Àquilo que no exercício ou fora do exercício da profissão e no convívio da sociedade, eu tiver visto ou ouvido, que não seja preciso divulgar, eu conservarei inteiramente secreto.
Se eu cumprir este juramento com fidelidade, que me seja dado gozar felizmente da vida e da minha profissão, honrado para sempre entre os homens; se eu dele me afastar ou infringir, o contrário aconteça.”
Existe uma forma simplificada que usualmente é lida durante solenidades festivas, como as de conclusão do curso médico. É a seguinte:
“Prometo que, ao exercer a arte de curar, mostrar-me-ei sempre fiel aos preceitos da honestidade, da caridade e da ciência.
Penetrando no interior dos lares, meus olhos serão cegos, minha língua calará os segredos que me forem revelados, os quais terei como preceito de honra.
Nunca me servirei da profissão para corromper os costumes ou favorecer o crime.

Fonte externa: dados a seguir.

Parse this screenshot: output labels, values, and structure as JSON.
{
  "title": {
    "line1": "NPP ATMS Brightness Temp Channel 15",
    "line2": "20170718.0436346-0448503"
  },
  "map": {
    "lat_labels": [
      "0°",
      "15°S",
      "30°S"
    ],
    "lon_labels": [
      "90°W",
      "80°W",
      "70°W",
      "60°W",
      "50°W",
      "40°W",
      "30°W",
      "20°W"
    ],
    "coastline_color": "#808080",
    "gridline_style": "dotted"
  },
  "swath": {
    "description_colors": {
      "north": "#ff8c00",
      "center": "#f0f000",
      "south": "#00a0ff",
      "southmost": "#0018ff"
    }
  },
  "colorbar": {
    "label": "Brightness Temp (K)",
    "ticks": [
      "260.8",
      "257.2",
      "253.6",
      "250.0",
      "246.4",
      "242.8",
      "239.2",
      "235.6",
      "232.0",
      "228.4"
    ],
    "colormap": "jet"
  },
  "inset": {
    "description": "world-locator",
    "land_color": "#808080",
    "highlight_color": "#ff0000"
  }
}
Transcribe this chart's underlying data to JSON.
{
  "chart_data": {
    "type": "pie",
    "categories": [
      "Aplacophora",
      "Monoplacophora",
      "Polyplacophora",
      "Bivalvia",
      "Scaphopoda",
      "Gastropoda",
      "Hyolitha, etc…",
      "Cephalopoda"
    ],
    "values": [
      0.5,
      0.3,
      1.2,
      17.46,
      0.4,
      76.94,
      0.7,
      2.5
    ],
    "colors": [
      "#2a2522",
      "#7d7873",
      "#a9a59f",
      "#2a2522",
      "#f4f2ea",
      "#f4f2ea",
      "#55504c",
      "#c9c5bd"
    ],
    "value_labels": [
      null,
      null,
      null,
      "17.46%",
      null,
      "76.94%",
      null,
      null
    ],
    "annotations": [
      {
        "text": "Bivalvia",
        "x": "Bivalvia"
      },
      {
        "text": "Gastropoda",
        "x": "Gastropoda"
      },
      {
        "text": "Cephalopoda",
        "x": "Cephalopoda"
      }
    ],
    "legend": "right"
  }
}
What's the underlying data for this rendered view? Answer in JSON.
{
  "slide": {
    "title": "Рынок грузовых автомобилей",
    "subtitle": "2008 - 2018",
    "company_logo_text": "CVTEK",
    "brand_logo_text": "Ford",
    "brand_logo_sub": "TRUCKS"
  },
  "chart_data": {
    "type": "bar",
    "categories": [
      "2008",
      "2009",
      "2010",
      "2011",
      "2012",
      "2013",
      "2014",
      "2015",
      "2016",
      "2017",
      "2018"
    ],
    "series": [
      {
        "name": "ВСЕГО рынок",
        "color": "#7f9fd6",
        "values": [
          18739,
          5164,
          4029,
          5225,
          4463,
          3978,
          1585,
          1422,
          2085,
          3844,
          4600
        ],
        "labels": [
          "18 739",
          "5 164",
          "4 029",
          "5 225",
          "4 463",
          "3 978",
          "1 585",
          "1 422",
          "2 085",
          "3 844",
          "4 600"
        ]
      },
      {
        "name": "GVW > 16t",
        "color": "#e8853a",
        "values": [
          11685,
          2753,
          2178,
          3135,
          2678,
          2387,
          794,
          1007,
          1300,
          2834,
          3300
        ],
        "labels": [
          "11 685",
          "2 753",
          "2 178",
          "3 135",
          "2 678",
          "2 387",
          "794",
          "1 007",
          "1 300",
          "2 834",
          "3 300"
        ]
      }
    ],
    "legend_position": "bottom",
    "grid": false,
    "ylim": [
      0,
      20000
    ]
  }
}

Se eu cumprir este juramento com fidelidade, goze eu, para sempre, a minha vida e a minha arte, com boa reputação entre os homens.
Se o infringir ou dele afastar-me, suceda-me o contrário.”
Só pra concluir o teatro do absurdo, alguém viu, no decorrer da semana, as reportagens sobre médicos que já estariam comercializando soluções (não tem como dar outro nome) baseadas em células-tronco?
Run, Forrest! Run.
Só para acrescentar aos seus conhecimentos que acredito serem muitos: A injeção no glúteo também é no músculo. Agente tem músculo em muitas parte do corpo.
Mea culpa, mea culpa, mea tão grande culpa…
Obrigado pela correção, Maria! Eu diria que isso foi mais um “vício de linguagem” que qualquer outra coisa. Na verdade eu deveria ter escrito “no braço” e não “no músculo” – ou, melhor ainda, “no músculo do braço”.
Só não acredite nessa história de muitos conhecimentos, não. Sou apenas um contador de causos, portanto fique à vontade para puxar minha orelha sempre que quiser!
Abração!
“Agente: adj. Que opera.
S.m. Tudo o que opera, age: a luz e o calor são agentes da natureza.
Aquele que é encarregado dos negócios de outrem; preposto, mandatário: agente de seguros, agente imobiliário…”
(http://www.dicio.com.br/agente/)
A gente: É uma forma popular de se referir à primeira pessoa do plural: nós.